There's this question they ask you a hundred times or more in the hospitals: on a scale of one to ten, with ten being the worst pain you can imagine, what's your pain right now? I'm not good at those numbers. I think I already mentioned that the July night I needed the ambulance, the pain in that leg was my 10.
The night after surgery, I don't think it got over 7 or 8. Yes, I know, my 7 or 8 might be someone else's 11 or 14. I don't remember a lot except just lying there. Once or twice I thought about how they say we don't remember labor pains.

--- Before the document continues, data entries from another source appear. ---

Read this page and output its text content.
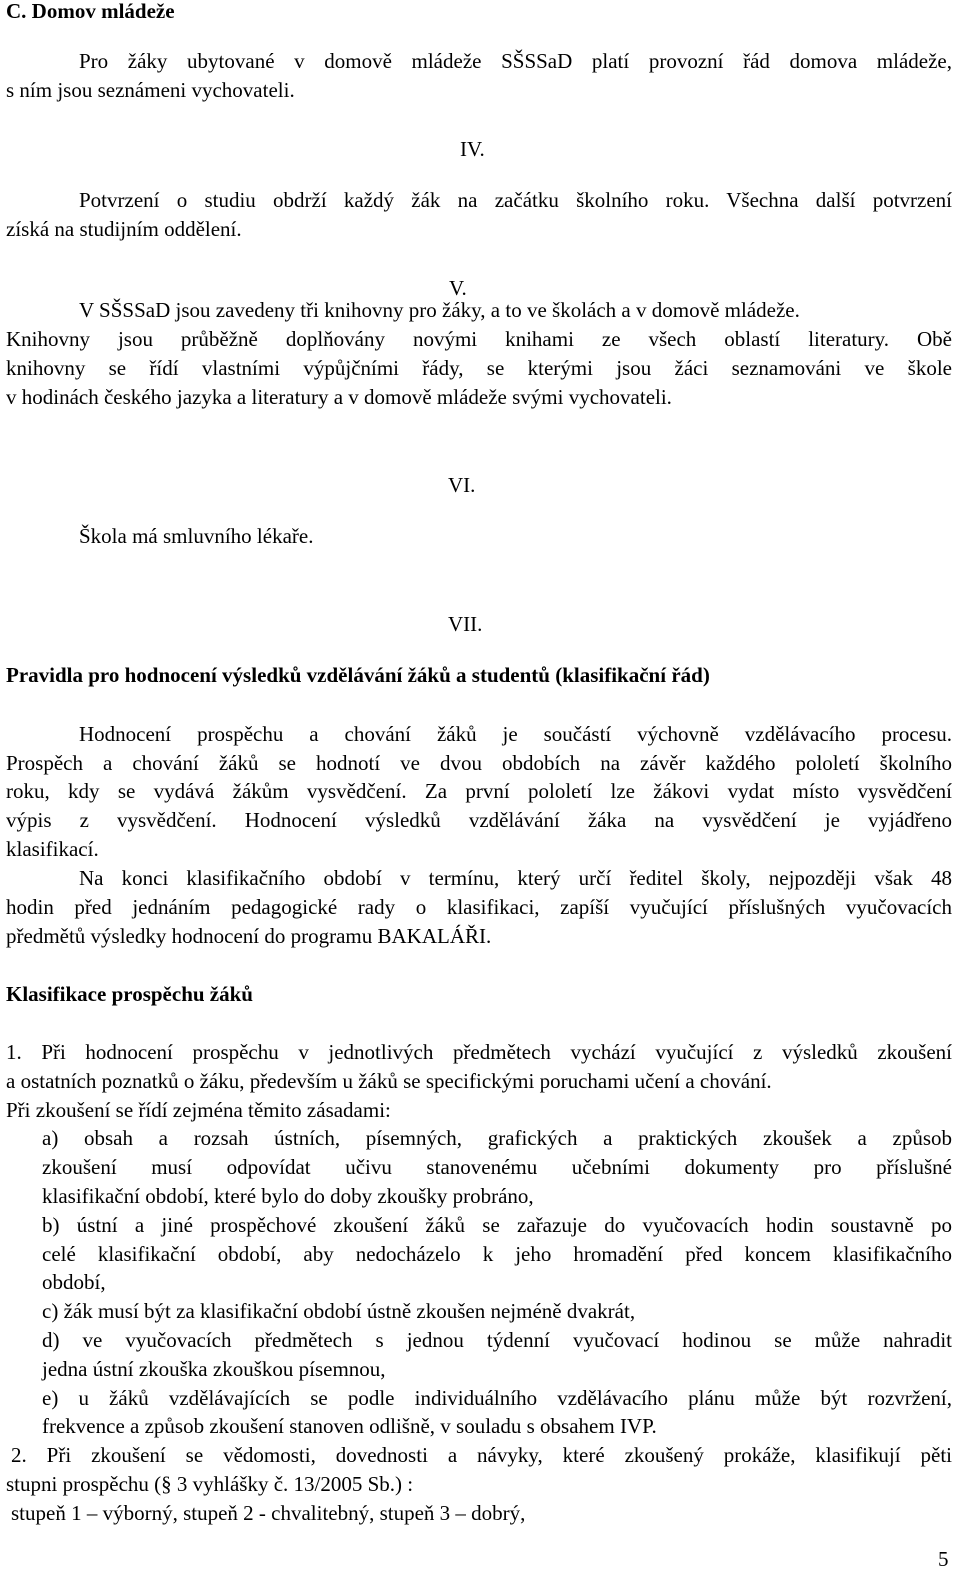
C. Domov mládeže
Pro žáky ubytované v domově mládeže SŠSSaD platí provozní řád domova mládeže,
s ním jsou seznámeni vychovateli.
IV.
Potvrzení o studiu obdrží každý žák na začátku školního roku. Všechna další potvrzení
získá na studijním oddělení.
V.
V SŠSSaD jsou zavedeny tři knihovny pro žáky, a to ve školách a v domově mládeže.
Knihovny jsou průběžně doplňovány novými knihami ze všech oblastí literatury. Obě
knihovny se řídí vlastními výpůjčními řády, se kterými jsou žáci seznamováni ve škole
v hodinách českého jazyka a literatury a v domově mládeže svými vychovateli.
VI.
Škola má smluvního lékaře.
VII.
Pravidla pro hodnocení výsledků vzdělávání žáků a studentů (klasifikační řád)
Hodnocení prospěchu a chování žáků je součástí výchovně vzdělávacího procesu.
Prospěch a chování žáků se hodnotí ve dvou obdobích na závěr každého pololetí školního
roku, kdy se vydává žákům vysvědčení. Za první pololetí lze žákovi vydat místo vysvědčení
výpis z vysvědčení. Hodnocení výsledků vzdělávání žáka na vysvědčení je vyjádřeno
klasifikací.
Na konci klasifikačního období v termínu, který určí ředitel školy, nejpozději však 48
hodin před jednáním pedagogické rady o klasifikaci, zapíší vyučující příslušných vyučovacích
předmětů výsledky hodnocení do programu BAKALÁŘI.
Klasifikace prospěchu žáků
1. Při hodnocení prospěchu v jednotlivých předmětech vychází vyučující z výsledků zkoušení
a ostatních poznatků o žáku, především u žáků se specifickými poruchami učení a chování.
Při zkoušení se řídí zejména těmito zásadami:
a) obsah a rozsah ústních, písemných, grafických a praktických zkoušek a způsob
zkoušení musí odpovídat učivu stanovenému učebními dokumenty pro příslušné
klasifikační období, které bylo do doby zkoušky probráno,
b) ústní a jiné prospěchové zkoušení žáků se zařazuje do vyučovacích hodin soustavně po
celé klasifikační období, aby nedocházelo k jeho hromadění před koncem klasifikačního
období,
c) žák musí být za klasifikační období ústně zkoušen nejméně dvakrát,
d) ve vyučovacích předmětech s jednou týdenní vyučovací hodinou se může nahradit
jedna ústní zkouška zkouškou písemnou,
e) u žáků vzdělávajících se podle individuálního vzdělávacího plánu může být rozvržení,
frekvence a způsob zkoušení stanoven odlišně, v souladu s obsahem IVP.
2. Při zkoušení se vědomosti, dovednosti a návyky, které zkoušený prokáže, klasifikují pěti
stupni prospěchu (§ 3 vyhlášky č. 13/2005 Sb.) :
stupeň 1 – výborný, stupeň 2 - chvalitebný, stupeň 3 – dobrý,
5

There was a computer for medicine in the room, the billboard-bright screen aimed right at my face. Well, they always told me you don't get any sleep in the hospital.
The next morning, if I remember correctly, a physical therapist showed up (could that have been the very next morning!) The first basic skill for fusion patients is a brand new way to get out of bed safely. (This is also the first, very subtle, reminder that maybe the surgery hasn't made me good as new.) And I thought I'd been getting out of bed just fine since I was two.
This new method is called log rolling for no verifiable reason. The term log-rolling made me sure I would roll out of bed and land face down on the floor. Actually all it means is that your shoulders stay in the same plane as your pelvis--no twisting at the waist (as I had been instructed when I was first diagnosed with the spine problem, but sometimes forgot about.)
The first or second time I saw the PT, I asked about protecting the rest of my spine from the weight and solidity of the new fused lump. The PT (and all the ones to follow) assured me that this was a real danger and a real concern. To protect myself, another new idea, the BLT: no bending (in emergency, bend a bit from the hip only,) no lifting over 5 pounds or so, and again, NO twisting.
By then I had far more new information than I could enjoy.